Different approaches can help your child improve their organisation abilities.
Encourage your child to try some of these things, depending on their age, needs and home situation:
- Use visual reminders cards with words, symbols, pictures or photographs on, for routines to follow or equipment needed. An example could be a checklist on the front door with days of the week and equipment needed for each day.
 - Develop routines. Have set times for doing tasks, for example, always place the school bag in the same place or empty it as soon as your child gets home.
 - Use organiser boxes, one for each day of the week, where workbooks and homework are put once finished, ready for the next time they are needed.
 - Use feet shapes on the floor to show where shoes/boots are kept.
 - Ask classmates for help, for example, in checking that homework assignments have been noted, to remind your child about books or equipment needed.
 - Divide longer projects into shorter steps, which can be listed, a timescale set and ticked off when done.
 - Learn time management methods, for example, set a time to finish a job, learn to prioritise and not get distracted or jump from one job to another.
 - Set reminders on the computer or phone, using post-its, messages on pin boards or dry wipe boards, notes in diaries or personal organisers or alarms on watches.
 - Use a plastic wallet where anything can be stored that needs to be dealt with, so it's all in one place.
 - Keep all current class work in one ring-binder to cut the need to remember several different books. Check first with your child's teachers, to see whether this fits with their systems.
 - Use highlighter pens to make important things stand out and use paper clips and staples to keep things together.
 - Colour-code equipment, books and other items with coloured stickers, and have a timetable showing the colour needed for a particular time, day or event.
 - Develop a homework timetable showing what time the homework will be done, how long it will take and when it needs to be submitted.

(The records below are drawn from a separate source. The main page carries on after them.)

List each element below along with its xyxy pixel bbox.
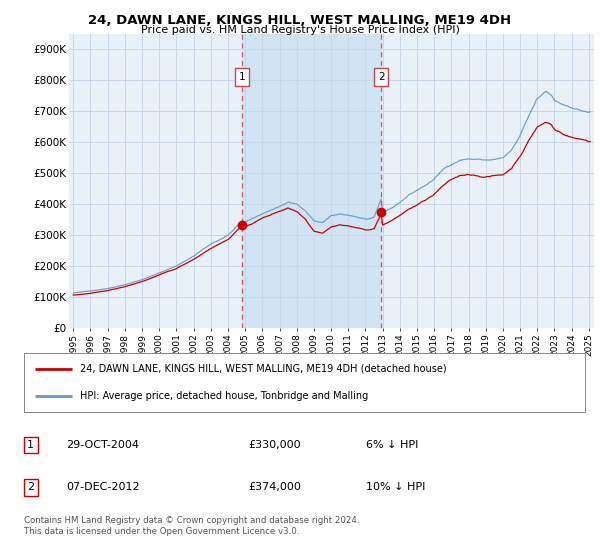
Text: 10% ↓ HPI: 10% ↓ HPI	[366, 483, 425, 492]
Text: £374,000: £374,000	[248, 483, 301, 492]
Text: Price paid vs. HM Land Registry's House Price Index (HPI): Price paid vs. HM Land Registry's House …	[140, 25, 460, 35]
Text: Contains HM Land Registry data © Crown copyright and database right 2024.
This d: Contains HM Land Registry data © Crown c…	[24, 516, 359, 536]
Text: 2: 2	[27, 483, 34, 492]
Text: 1: 1	[239, 72, 245, 82]
Text: 24, DAWN LANE, KINGS HILL, WEST MALLING, ME19 4DH: 24, DAWN LANE, KINGS HILL, WEST MALLING,…	[88, 14, 512, 27]
Text: £330,000: £330,000	[248, 440, 301, 450]
Text: 29-OCT-2004: 29-OCT-2004	[66, 440, 139, 450]
Text: HPI: Average price, detached house, Tonbridge and Malling: HPI: Average price, detached house, Tonb…	[80, 391, 368, 401]
Text: 24, DAWN LANE, KINGS HILL, WEST MALLING, ME19 4DH (detached house): 24, DAWN LANE, KINGS HILL, WEST MALLING,…	[80, 363, 447, 374]
Text: 07-DEC-2012: 07-DEC-2012	[66, 483, 140, 492]
Text: 1: 1	[27, 440, 34, 450]
Text: 2: 2	[378, 72, 385, 82]
Text: 6% ↓ HPI: 6% ↓ HPI	[366, 440, 419, 450]
Bar	[242, 34, 381, 328]
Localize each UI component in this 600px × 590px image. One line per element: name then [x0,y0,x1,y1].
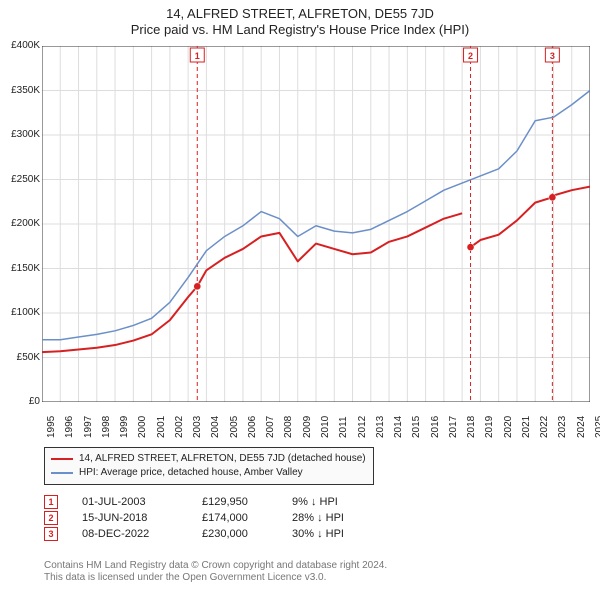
x-tick-label: 1998 [101,416,112,438]
y-tick-label: £100K [4,307,40,318]
marker-date: 08-DEC-2022 [82,526,202,542]
x-tick-label: 1999 [119,416,130,438]
x-tick-label: 2018 [466,416,477,438]
chart-plot-area: 1 2 3 [42,46,590,402]
footer-line2: This data is licensed under the Open Gov… [44,572,387,584]
x-tick-label: 2025 [594,416,600,438]
marker-row: 3 08-DEC-2022£230,00030% ↓ HPI [44,526,402,542]
marker-id-box: 2 [44,511,58,525]
y-tick-label: £250K [4,174,40,185]
marker-id-box: 3 [44,527,58,541]
legend-item-hpi: HPI: Average price, detached house, Ambe… [51,466,367,480]
marker-date: 01-JUL-2003 [82,494,202,510]
svg-text:1: 1 [195,51,200,61]
x-tick-label: 2000 [137,416,148,438]
x-tick-label: 2012 [357,416,368,438]
x-tick-label: 2014 [393,416,404,438]
legend-label-property: 14, ALFRED STREET, ALFRETON, DE55 7JD (d… [79,452,366,466]
marker-price: £230,000 [202,526,292,542]
marker-date: 15-JUN-2018 [82,510,202,526]
chart-svg: 1 2 3 [42,46,590,402]
legend-label-hpi: HPI: Average price, detached house, Ambe… [79,466,303,480]
marker-diff: 30% ↓ HPI [292,526,402,542]
x-tick-label: 2016 [430,416,441,438]
x-tick-label: 1997 [83,416,94,438]
title-line2: Price paid vs. HM Land Registry's House … [0,22,600,38]
svg-text:3: 3 [550,51,555,61]
x-tick-label: 2004 [210,416,221,438]
footer-attribution: Contains HM Land Registry data © Crown c… [44,560,387,584]
legend-swatch-hpi [51,472,73,474]
marker-id-box: 1 [44,495,58,509]
y-tick-label: £400K [4,40,40,51]
x-tick-label: 2010 [320,416,331,438]
footer-line1: Contains HM Land Registry data © Crown c… [44,560,387,572]
x-tick-label: 2011 [338,416,349,438]
x-tick-label: 2013 [375,416,386,438]
x-tick-label: 2003 [192,416,203,438]
marker-price: £174,000 [202,510,292,526]
y-tick-label: £0 [4,396,40,407]
legend-swatch-property [51,458,73,460]
y-tick-label: £200K [4,218,40,229]
x-tick-label: 2005 [229,416,240,438]
x-tick-label: 2024 [576,416,587,438]
marker-row: 1 01-JUL-2003£129,9509% ↓ HPI [44,494,402,510]
x-tick-label: 2008 [283,416,294,438]
x-tick-label: 2009 [302,416,313,438]
y-tick-label: £50K [4,352,40,363]
x-tick-label: 2023 [557,416,568,438]
x-tick-label: 2006 [247,416,258,438]
figure: 14, ALFRED STREET, ALFRETON, DE55 7JD Pr… [0,0,600,590]
title-line1: 14, ALFRED STREET, ALFRETON, DE55 7JD [0,6,600,22]
x-tick-label: 2015 [411,416,422,438]
chart-title: 14, ALFRED STREET, ALFRETON, DE55 7JD Pr… [0,0,600,40]
marker-row: 2 15-JUN-2018£174,00028% ↓ HPI [44,510,402,526]
marker-diff: 9% ↓ HPI [292,494,402,510]
legend-item-property: 14, ALFRED STREET, ALFRETON, DE55 7JD (d… [51,452,367,466]
x-tick-label: 2001 [156,416,167,438]
x-tick-label: 2020 [503,416,514,438]
x-tick-label: 2021 [521,416,532,438]
marker-price: £129,950 [202,494,292,510]
y-tick-label: £150K [4,263,40,274]
svg-text:2: 2 [468,51,473,61]
x-tick-label: 2007 [265,416,276,438]
x-tick-label: 2022 [539,416,550,438]
legend-box: 14, ALFRED STREET, ALFRETON, DE55 7JD (d… [44,447,374,485]
y-tick-label: £350K [4,85,40,96]
marker-diff: 28% ↓ HPI [292,510,402,526]
x-tick-label: 1996 [64,416,75,438]
x-tick-label: 2019 [484,416,495,438]
x-tick-label: 1995 [46,416,57,438]
marker-table: 1 01-JUL-2003£129,9509% ↓ HPI 2 15-JUN-2018… [44,494,402,542]
y-tick-label: £300K [4,129,40,140]
x-tick-label: 2002 [174,416,185,438]
x-tick-label: 2017 [448,416,459,438]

 - Talk through homework before starting it, to check your child understands what needs to be done. Find a quite place to do the homework, free from distractions.
 
Benefits
Explain the benefits of being organised to your child, including:
- more free time to do what they want to do
 - being able to relax and not worry about where things are and what still needs doing
 - achieving more, having better standards of work and future job options when they are grown-up
 - others not moaning or nagging at them.